Gelasio Adamoli - La direzione de "L'Unità" (1951-1957) - Lettere al Direttore


I “lavori forzati” (1952)

Ho visto sui muri di Genova un manifesto dei sindacati liberi che riproduce la pianta dei campi di lavoro forzato che sarebbero esistenti nell'URSS. Poiché si annuncia un premio di mille dollari a chi è in grado di smentire quanto è affermato nel manifesto e poiché mille dollari mi farebbero comodo, puoi darmi gli elementi per presentarmi a riscuotere? (Carlo S. - Genova Nervi)

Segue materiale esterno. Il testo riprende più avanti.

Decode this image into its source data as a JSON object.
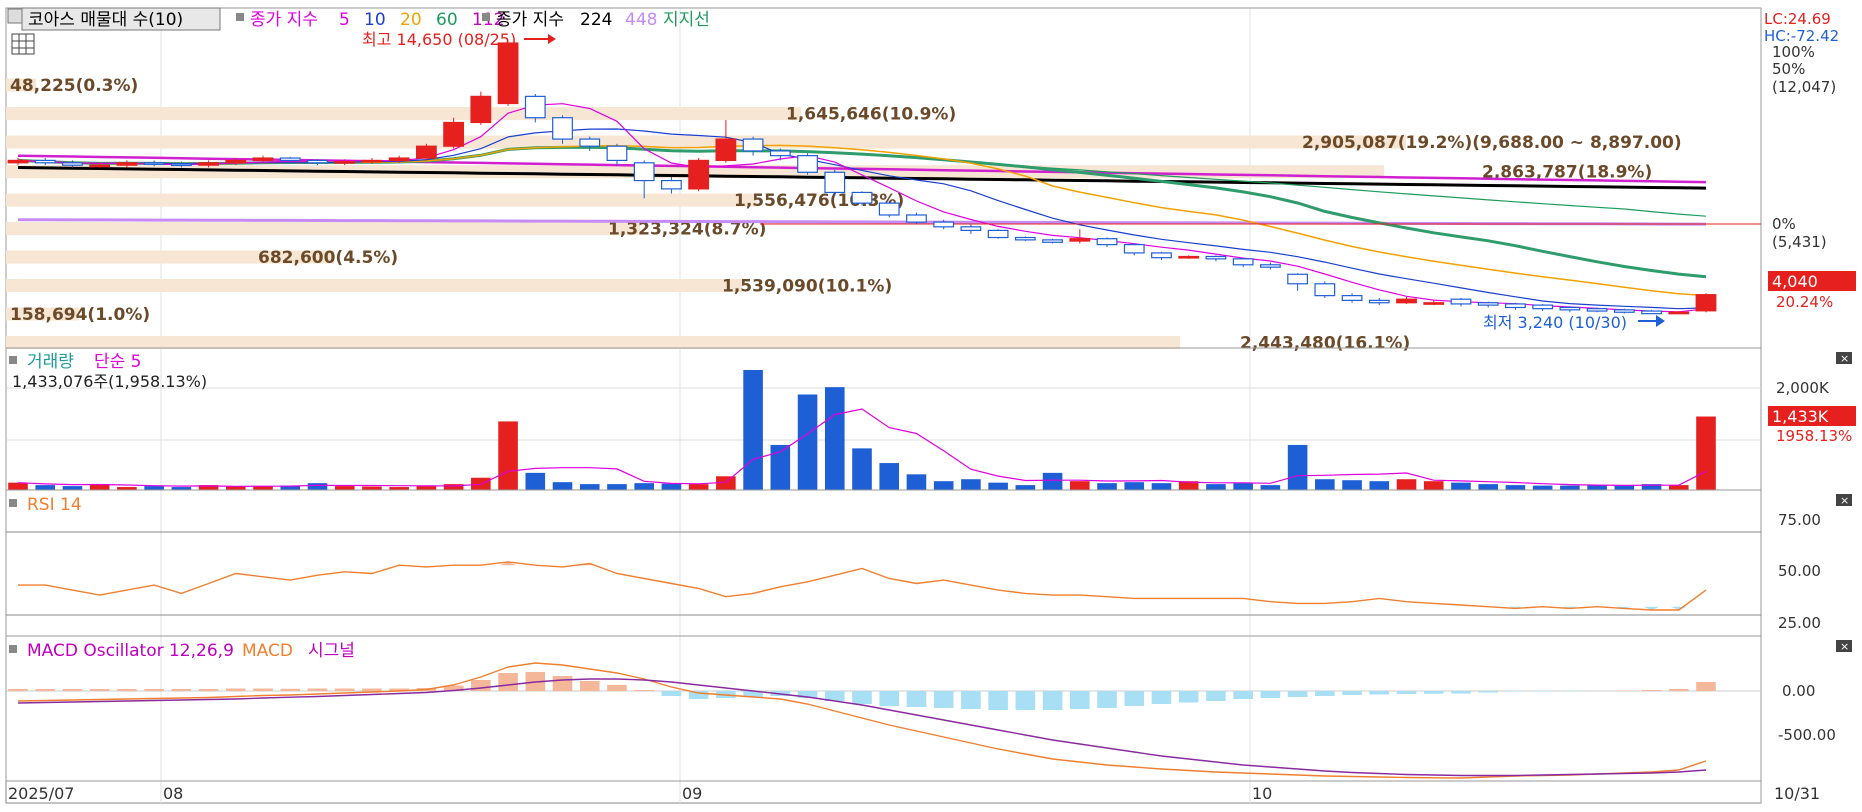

           Questa faccenda del premio in dollari offerto da organizzazioni che si dicono italiane a cittadini italiani chiarisce già qualche cosa. Chiarisce il Paese di origine di quello stupido manifesto di cui è stata presentata la traduzione in lingua italiana e fa supporre che certe organizzazioni nostrane, abituate a riscuotere in dollari, abbiano raggiunto la convinzione che il dollaro sia la moneta corrente nel nostro Paese.
           Siamo di fronte ad una ripresa di una tipica menzogna antisovietica che è nata con il nascere del grande Stato socialista e che, a turno con tutte le altre menzogne, ritorna secondo il ciclo stabilito dalle centrali della propaganda dell'imperialismo, magari con qualche “lancio straordinario” imposto da esigenze elettorali.
           Per dimostrare quale fondamento abbia questa campagna, basterebbe ricordare la figuraccia che fece un senatore americano che, in pubblica seduta al Senato al suo Paese, volle denunciare la deportazione nei “campi di lavoro forzato” in Siberia di undici milioni di cittadini delle Repubbliche Baltiche. Evidentemente le Repubbliche baltiche dovevano essere ridotte ad un silenzioso deserto e in quei campi la prolificità doveva essere stata eccezionale dato che Estonia, Lituania e Lettonia, tutte insieme, non raggiungono i sei milioni di abitanti...
           Nell'Unione Sovietica esistono i campi di lavoro correzionali creati nell'ordinamento giudiziale socialista, poiché per coloro che si pongono fuori delle leggi approvate dal popolo non viene seguito il metodo repressivo e punitivo della detenzione in case di pena ma quello rieducativo del lavoro. I residui morali e sociali della vecchia società zarista, i riflessi della corrotta società capitalista che possono giungere anche in un paese socialista accerchiato dall'imperialismo internazionale, non hanno permesso la scomparsa totale di ogni forma di delinquenza. La cosa importante è che mentre nella società socialista i delitti sono in continua diminuzione, in quella capitalista, con l'approfondirsi della corruzione e con l'allargamento della miseria, essi purtroppo sono in uno spaventoso aumento.
           I campi di lavoro correzionali sono tutt'altro che una vergogna dell'Unione Sovietica, provano, al contrario, come anche verso coloro che si pongono fuori dell'ordine collettivo una società profondamente umana qual'è quella socialista agisce non per punire ma per riabilitare.
           Questi campi non hanno nulla a che vedere con le carceri e i penitenziari entro le cui mura i condannati abbrutiscono nella più avvilente inattività. Il lavoro viene svolto con le stesse condizioni in cui lo svolgono i lavoratori liberi, esso è retribuito ed è anche premiato in base al suo rendimento, come avviene nei kolkos, nelle officine o nelle scuole sovietiche. I campi hanno una propria organizzazione collettiva, dispongono di biblioteche, di sale per spettacoli, di impianti sportivi.
           Per stroncare definitivamente la campagna sul “lavoro forzato”, nei primi mesi del 1950 il delegato sovietico al Consiglio Economico e Sociale dell'ONU propose una commissione d'inchiesta che indagasse sulle condizioni di lavoro in tutti i Paesi. Questa proposta venne respinta dai rappresentanti del blocco “occidentale”, poiché i governi imperialisti, mentre da una parte non vogliono rinunciare allo sfruttamento di una menzogna di grande effetto, dall'altra non vogliono che le condizioni di milioni di lavoratori soggetti allo sfruttamento più spietato nei Paesi dove dominano i monopoli siano ufficialmente denunciati di fronte a tutto il mondo.
           Coloro che costringono alla disoccupazione e alla miseria milioni di lavoratori, coloro che fanno sparare dalle loro polizie sui lavoratori che, “armati” di strumenti di lavoro, occupano le terre incolte o le fabbriche chiuse o iniziano una costruzione di opere pubbliche indispensabili, cercano di nascondere le loro colpe e le loro responsabilità dietro manifesti ridicoli quanto è ridicola – e pensa – l'offerta di dollari.